Showing posts with label spring. Show all posts
Showing posts with label spring. Show all posts

Thursday, March 24, 2011

Life. Today.

It is a season of penance, when dead things are called to life and redbuds drape themselves in purple. Jack and Cate play outside, running back and forth across our dirt driveway. Their laughter trips over red lava stones, heralding life.

Life does not arrive when the kids are grown and I have time to do as I please - writing, working, concerned with adult matters instead of dirty pants and hungry tummies - life is now. Today. Life is not postponed because of my kids, not interrupted. It is propagated through them. Propagated in me. Propagated in the world they touch. They are joyfully, wildly alive. And while their life, untamed and freckled, often requires all of mine, I would not wish for any other. And they run and play and fight and whine, catching me up. And I, though often tired and discontent, bud.

Tuesday, April 21, 2009

Nothing Gold Can Stay: A Catalog

We've seen crocuses and narcissus come and go here in North Carolina.

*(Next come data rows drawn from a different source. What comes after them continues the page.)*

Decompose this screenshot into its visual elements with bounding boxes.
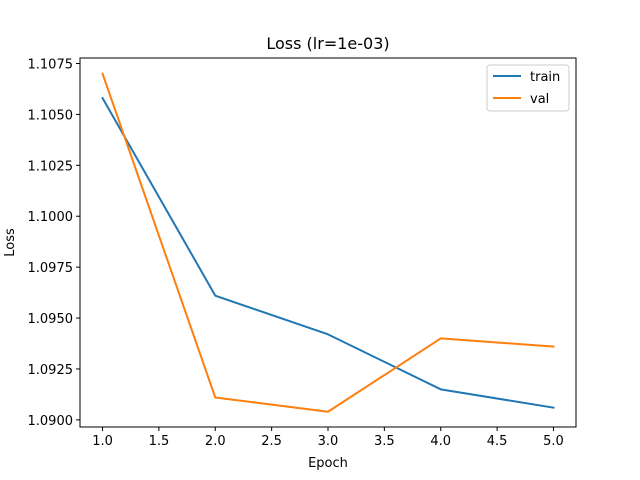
y-axis: 1.0900 1.0925 1.0950 1.0975 1.1000 1.1025 1.10… [28, 57, 80, 429]
x-axis-label: Epoch [308, 456, 348, 471]
x-axis: 1.0 1.5 2.0 2.5 3.0 3.5 4.0 4.5 5.0 [92, 427, 564, 449]
x-tick-label: 1.5 [149, 434, 170, 449]
x-tick-label: 3.5 [374, 434, 395, 449]
x-tick-label: 3.0 [318, 434, 339, 449]
y-axis-label: Loss [3, 228, 18, 257]
y-tick-label: 1.0950 [28, 312, 74, 327]
series-layer [101, 72, 555, 413]
y-tick-label: 1.1000 [28, 210, 74, 225]
x-tick-label: 4.5 [487, 434, 508, 449]
x-tick-label: 4.0 [430, 434, 451, 449]
y-tick-label: 1.1025 [28, 159, 74, 174]
y-tick-label: 1.0975 [28, 261, 74, 276]
x-tick-label: 2.5 [261, 434, 282, 449]
y-tick-label: 1.0925 [28, 363, 74, 378]
legend-label-train: train [530, 70, 560, 85]
y-tick-label: 1.1050 [28, 108, 74, 123]
series-line-val [101, 72, 555, 413]
chart-title: Loss (lr=1e-03) [266, 34, 389, 53]
x-tick-label: 2.0 [205, 434, 226, 449]
series-line-train [101, 96, 555, 409]
x-tick-label: 1.0 [92, 434, 113, 449]
y-tick-label: 1.1075 [28, 57, 74, 72]
y-tick-label: 1.0900 [28, 414, 74, 429]
x-tick-label: 5.0 [543, 434, 564, 449]
legend-label-val: val [530, 92, 549, 107]
legend: train val [486, 64, 570, 112]
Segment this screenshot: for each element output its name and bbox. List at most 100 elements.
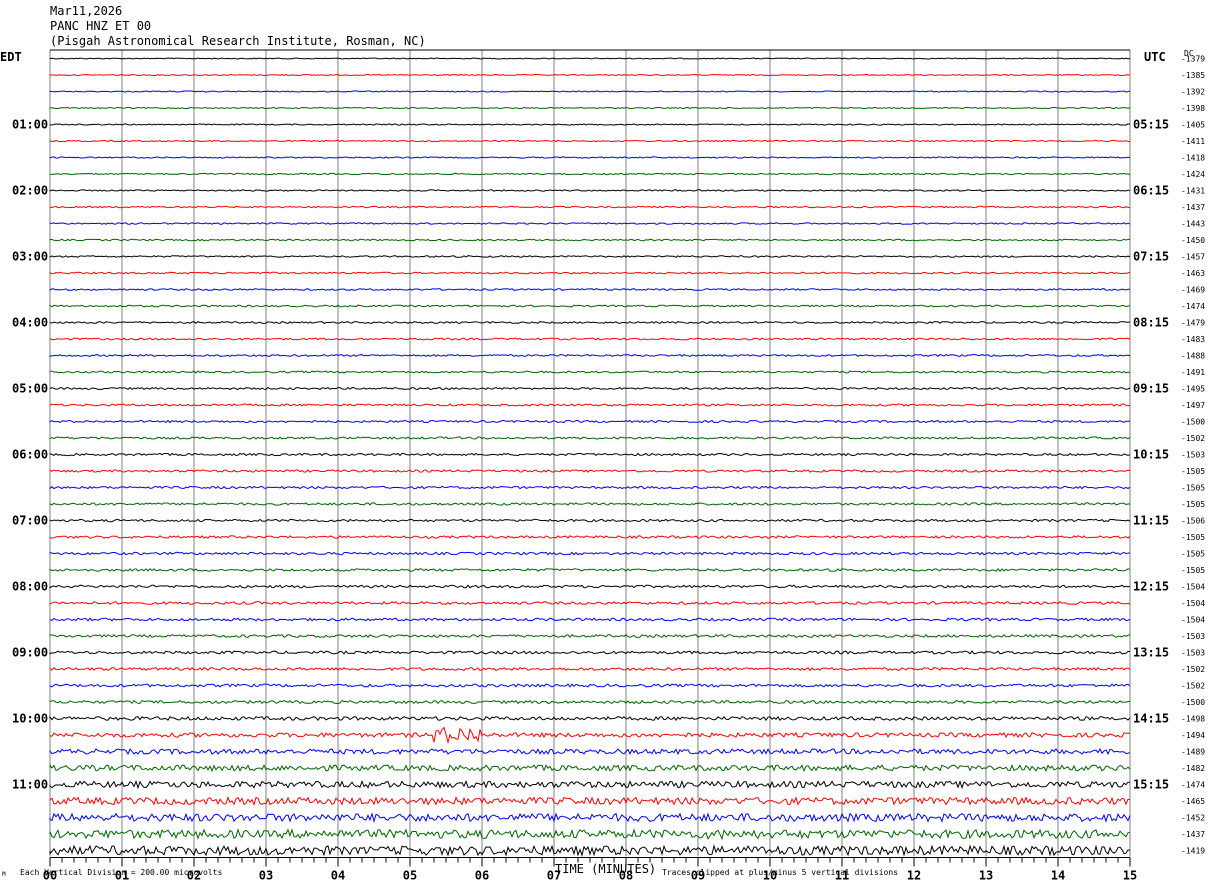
right-timezone-label: UTC: [1144, 50, 1166, 64]
dc-offset-label: -1437: [1181, 203, 1205, 212]
left-timezone-label: EDT: [0, 50, 22, 64]
x-tick-label: 15: [1123, 869, 1137, 883]
footer-clip-note: Traces clipped at plus/minus 5 vertical …: [662, 868, 898, 877]
trace-line: [49, 844, 1131, 857]
dc-offset-labels: -1379 -1385 -1392 -1398 -1405 -1411 -1418 -1424…: [1181, 55, 1205, 856]
trace-line: [49, 436, 1131, 440]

The hyacinth and tulips too. The yellow forsythia have gone for now and the bradford pears have greened. The apple blossoms, sadly, are gone. The dogwood and redbud - those champions of spring - are fading into anonymity on the side of the road and the edges of our lawns. Still now we can point and recognize and say - that's a dogwood, there's a redbud. But soon my sons and daughters will finger the leaves and trace tortured bark and ask what these trees are, and I will scratch my head and shrug. Summer's amnesia. My memory is floral.

My azaleas, bigger than Toyotas, are teaching me this year, this moment, what an azalea was meant to be. They are dressed in vestments of joy and I must cross myself whenever I pass by them - heavy pink blooms with barely a hint of the green rhododendron leaves beneath.

The crepe myrtles are budding tiny red leaves, tuning up for their mid- to late-summer symphony. The Nikko Blue has two great babies waiting for replanting, leaves are green and fresh and she whispers patience and hope.

I've planted another rosebush and pruned the old one down. Ripped up weeds and pruned and pruned. But there are still weeds in need of pulling, and bushes and trees in need of pruning.

Gerbera line the front steps and balloons of fuschia are brilliantly popping into purple blooms over the porch.

But then, "Leaf subsides to leaf." They all dim and die. That's part of their lesson. The gospel is there, too, and they live it annually, perennially. Resurrection, they sing. They trumpet it. And as they preach, I am changed; and though they die, I am changed. They convert me. In another millennium or two, I shall be a saint.

Monday, March 26, 2007

Spring speaks.

Spring speaks.

First came the shy, perfect stutterings of narcissus and hyacinth. Forsythia followed with an unabashed soliloquy. And then entered the beautiful but immature boldness of the Bradford pear, bloomed and greened, turning verse awkwardly.

But now, now enter the sovereigns of song: redbud and dogwood.

Redbuds sing praise with purple pastorals, filling valleys with their wild Lenten hues, pulling hearts toward Pascha. Dogwoods float along hillsides like clouds. They are sweet processions of speech, gladdening crucifers. Theirs is a romantic conceit, whispered in a lover's ear. Their limbs are twisted under the weight of proclamation, bent and sprained with Teresa's beauty. Tender petals, perfect and pierced, unfold from crooked hard wood.

On creation's lips is Christ.

The earth erupts; bright choruses of tulips sing hallelujahs, sweet antiphons.